The announcement was made on Wednesday during the Future Minerals Forum in Riyadh, weeks after Washington and Kinshasa unveiled a bilateral minerals agreement aimed at strengthening cooperation in the extraction and processing of critical resources, without initially identifying specific projects.

The initiative follows a December 4 agreement intended to facilitate greater U.S. participation in the DRC’s vast reserves of copper, cobalt, lithium, and tantalum—minerals that are central to electric vehicles, defence systems, renewable energy technologies, and advanced electronics. The DRC is the world’s second-largest producer of copper and the leading global supplier of cobalt, a key component in battery manufacturing.

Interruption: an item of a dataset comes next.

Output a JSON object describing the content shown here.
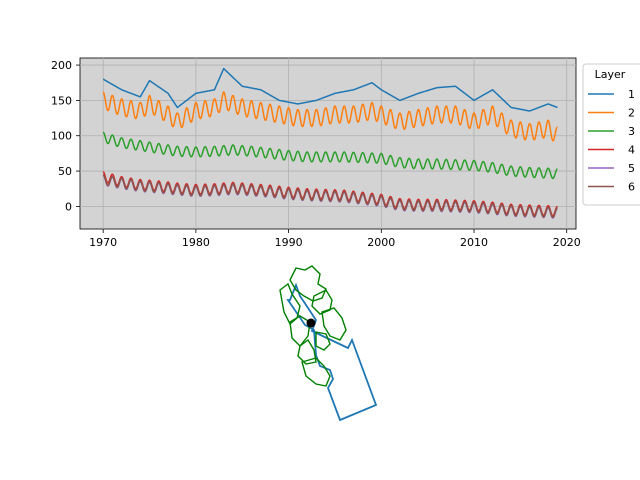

Minister Watum underscored that the engagement with the United States would be strictly commercial in nature. He reiterated that while the DRC is open to American investment, projects will be negotiated transparently and on market-based terms, consistent with the country’s mining laws and investment framework.

For more than a decade, Chinese companies have dominated copper and cobalt production in the DRC, where the two metals are often extracted together. Firms such as CMOC have significantly expanded their footprint, while many U.S. and Western companies historically remained cautious, citing security risks, governance concerns, and logistical constraints.

Kinshasa now hopes that increased American involvement will help rebalance the sector. In 2007, the DRC granted Chinese mining companies extensive tax concessions extending to 2040 in exchange for large-scale infrastructure investments, a significant portion of which was never fully realized.

During that period, Western governments showed limited engagement in countering China’s growing influence in the Congolese mining sector.

By early 2025, Chinese firms were estimated to control the majority of the DRC’s mining output, including major assets such as the Tenke Fungurume mine, one of the world’s largest sources of cobalt.

The minerals agreement also forms part of a broader U.S.-supported regional initiative aimed at stabilizing eastern Congo and improving security conditions.

Under the framework often referred to as the “Washington Accords,” the United States is supporting regional peace efforts while encouraging responsible foreign investment in the DRC’s resource sector.

Minister Watum described the agreement as a flexible framework intended to deliver mutual benefits, acknowledging that security challenges persist in parts of the country but stressing the government’s commitment to reform, transparency, and investor protection.

The United States has identified dozens of critical minerals as essential to national security and economic competitiveness, many of which are currently supplied predominantly by China. U.S. authorities view diversification of supply—particularly through partnerships with resource-rich countries such as the DRC—as a strategic priority.

Through this initiative, the Democratic Republic of Congo is seeking to reposition itself as a reliable and competitive partner in global critical mineral supply chains, while advancing its broader objectives of economic diversification, value addition, and sustainable development.